In fact, if a game creator tried to fill in every last detail, it would be off-putting, ala uncanny valley, because it couldn't possibly be deep enough to be convincing. There isn't enough money in the world to hire enough artists and writers to build out a really rich virtual world. In fact, there aren't enough artists and writers, period. Quality creative work is painstaking and does not lend itself to output at scale. Creativity is a retail enterprise, not wholesale.

Crowdsourced virtual worlds like Second Life are a bit more enriched, with a degree of sprawl and detail unachievable by a centralized team. But the tools used to construct in-game elements are inherently limited, so it's paper thin despite the diversity. And the mechanics of gameplay are necessarily rigid (we can't need to learn new gameplay methods or buy new hardware whenever we swing open a door or walk around a corner), further narrowing the experience. And there can be few through-stories in such a world. There are hard limits to the ability to align the work of disparate people.

So when cyberpunk authors like William Gibson, Rudy Rucker, and Neal Stephenson conjured up Virtual Reality - an immersive online world that could be dived into at will by a future populace - it was hard to imagine how such a thing would be built, inch by inch. I was dubious, even as someone who's run online communities since their early beginnings.

But it just occurred to me that AI is perfect for this fill-in work. Yes, the result would be chopped up and reassembled from bits and snatches of previous works of imagination, but that's ideal! After all, that's true even of the worldiest world we know - this one. It's why history rhymes. We revel in deja vu.

An AI could build out an immensely large, immensely detailed, immensely diverse world with comparative ease. And it would likely be doable within a couple generations of AI development.

It’s a perfect match for the recycling nature of AI. A given area might be very loosely reminiscent of The Maltese Falcon, another like a scenario from the Illiad (with a bit of hippy-era Berkely).

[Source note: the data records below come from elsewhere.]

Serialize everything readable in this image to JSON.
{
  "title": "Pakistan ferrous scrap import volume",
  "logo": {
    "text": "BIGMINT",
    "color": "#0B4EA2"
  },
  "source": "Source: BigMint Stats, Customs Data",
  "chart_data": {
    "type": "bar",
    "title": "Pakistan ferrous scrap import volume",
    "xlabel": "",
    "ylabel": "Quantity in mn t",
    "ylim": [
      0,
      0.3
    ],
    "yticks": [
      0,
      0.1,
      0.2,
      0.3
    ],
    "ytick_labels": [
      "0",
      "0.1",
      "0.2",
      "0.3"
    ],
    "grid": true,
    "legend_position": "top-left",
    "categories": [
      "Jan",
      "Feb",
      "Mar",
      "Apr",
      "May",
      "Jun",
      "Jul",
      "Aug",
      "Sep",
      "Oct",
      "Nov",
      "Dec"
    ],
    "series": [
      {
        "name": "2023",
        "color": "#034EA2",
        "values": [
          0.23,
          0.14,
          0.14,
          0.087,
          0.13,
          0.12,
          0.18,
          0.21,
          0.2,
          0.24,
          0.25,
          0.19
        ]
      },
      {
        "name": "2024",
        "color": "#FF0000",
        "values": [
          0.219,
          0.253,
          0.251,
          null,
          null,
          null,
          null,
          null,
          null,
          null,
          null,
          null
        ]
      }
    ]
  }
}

And it wouldn't feel like cumbersome "genre". An AI could apply a far lighter touch than humans are capable of. I.e. you don’t need to register that you’re in the Maltese Falcon. Most earthly experiences are rather thin regenerations of previous contrivances (hence “archetypes”), anyway. So the signature AI mash-up touch would serve to meet people’s expectations. Things would seem just familiar enough.

If the virtual world were generated on the fly, users might even configure it, e.g. order more familiar or less familiar environments and behaviors. That’s easy for AI. 


Hardware aside, the trickiest matter would be wisely setting standards. Neither too chaotic nor too confining. That would need to be done by humans, but it takes a certain kind of mind to envision - someone like Walt Disney or Ben Franklin or Steve Jobs. You need to really understand human behavior, while most of today's tech bros have a naive comic book view of human nature, shmuckily imagineering proposals like Universal Basic Income and Mars Colonization as cool ideas for a happy society.